He lives in Madrid, where he moved to study Architecture. His first professor was Alejandro de la Sota, who instilled in him the ESSENTIAL architecture that he is still trying to erect. He is a PROFESSOR at the Madrid School of Architecture, ETSAM, where he has been a tenured professor for more than 25 years.

He has taught at the ETH in Zurich and the EPFL in Lausanne as well as the University of Pennsylvania in Philadelphia. And in Dublin and Naples, Virginia and Copenhagen. And at the BAUHAUS in Weimar and at Kansas State University. He spent a year as a research fellow at COLUMBIA University in New York in 2001 and again in 2011. He has given many lectures and has received many awards like the TORROJA for his Caja Granada building. And he was awarded the Buenos Aires Biennial 2009 for his Nursery for Benetton in Venice and his MA Museum in Granada. He has recently been nominated by the American Academy of Arts and Letters for the prestigious Arnold W. Brunner Memorial Prize of 2010.

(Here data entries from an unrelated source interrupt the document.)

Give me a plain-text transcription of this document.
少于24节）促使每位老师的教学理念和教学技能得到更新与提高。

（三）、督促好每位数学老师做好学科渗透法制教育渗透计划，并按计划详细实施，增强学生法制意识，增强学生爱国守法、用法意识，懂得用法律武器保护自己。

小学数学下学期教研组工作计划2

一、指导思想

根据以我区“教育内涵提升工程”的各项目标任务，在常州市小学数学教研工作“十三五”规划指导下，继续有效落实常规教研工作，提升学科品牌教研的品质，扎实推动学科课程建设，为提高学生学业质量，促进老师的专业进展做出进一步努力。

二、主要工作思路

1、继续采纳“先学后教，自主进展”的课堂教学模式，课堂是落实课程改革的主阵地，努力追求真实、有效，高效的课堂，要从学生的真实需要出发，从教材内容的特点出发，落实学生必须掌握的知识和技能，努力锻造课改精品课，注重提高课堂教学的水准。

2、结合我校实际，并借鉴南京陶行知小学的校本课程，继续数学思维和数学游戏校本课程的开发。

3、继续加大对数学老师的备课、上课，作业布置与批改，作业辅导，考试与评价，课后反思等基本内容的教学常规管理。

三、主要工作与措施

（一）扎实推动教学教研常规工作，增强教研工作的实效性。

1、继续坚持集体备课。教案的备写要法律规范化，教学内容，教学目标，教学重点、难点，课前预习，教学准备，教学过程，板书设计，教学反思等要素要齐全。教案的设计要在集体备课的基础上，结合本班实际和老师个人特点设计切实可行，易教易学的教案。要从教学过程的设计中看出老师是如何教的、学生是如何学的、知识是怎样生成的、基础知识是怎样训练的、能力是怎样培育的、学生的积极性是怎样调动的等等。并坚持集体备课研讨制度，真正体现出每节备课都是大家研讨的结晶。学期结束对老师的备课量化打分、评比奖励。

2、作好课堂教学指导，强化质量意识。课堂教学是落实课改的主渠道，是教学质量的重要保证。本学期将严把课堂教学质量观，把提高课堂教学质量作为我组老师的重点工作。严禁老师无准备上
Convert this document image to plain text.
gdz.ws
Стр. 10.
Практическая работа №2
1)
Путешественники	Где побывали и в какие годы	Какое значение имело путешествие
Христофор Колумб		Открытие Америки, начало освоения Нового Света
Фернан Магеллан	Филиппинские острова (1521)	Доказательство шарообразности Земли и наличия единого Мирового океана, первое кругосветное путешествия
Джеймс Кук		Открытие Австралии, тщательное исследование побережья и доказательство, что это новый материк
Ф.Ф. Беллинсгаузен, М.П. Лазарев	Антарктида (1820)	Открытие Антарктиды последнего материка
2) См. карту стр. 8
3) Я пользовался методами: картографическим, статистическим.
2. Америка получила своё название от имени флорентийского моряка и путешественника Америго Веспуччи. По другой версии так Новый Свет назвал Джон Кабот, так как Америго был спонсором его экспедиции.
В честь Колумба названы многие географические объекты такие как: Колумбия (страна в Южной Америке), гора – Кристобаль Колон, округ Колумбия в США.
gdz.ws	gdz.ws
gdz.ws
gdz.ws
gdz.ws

His works have been widely recognized. From the single family houses Casa Turégano and Casa de Blas, both in Madrid, to Casa Gaspar, Casa Asencio and Casa Guerrero in Cádiz. And the Olnick Spanu House in Garrison, New York, the Centro BIT in Inca-Mallorca, the Caja de Granada Savings Bank and the MA, the Museum of Andalusian Memory, both in Granada, and a nursery for Benetton in Venice. And Between Cathedrals in Cádiz, and just recently a building for Offices in Zamora (2012). And the construction of the new Offices for Benetton in Samara, Russia, which is about to begin.

And more than 20 editions of a BOOK with his texts “LA IDEA CONSTRUÍDA” [THE BUILT IDEA] have been published in several languages. A fourth edition of “PENSAR CON LAS MANOS”, a second compilation of his writings, has just been published. And just now “PRINCIPIA ARCHITECTONICA”, a collection of his texts written during his sabbatical year at Columbia University in New York in 2011.

He believes in Architecture as a BUILT IDEA. And he believes that the principle components of Architecture are GRAVITY that constructs SPACE and LIGHT that constructs TIME.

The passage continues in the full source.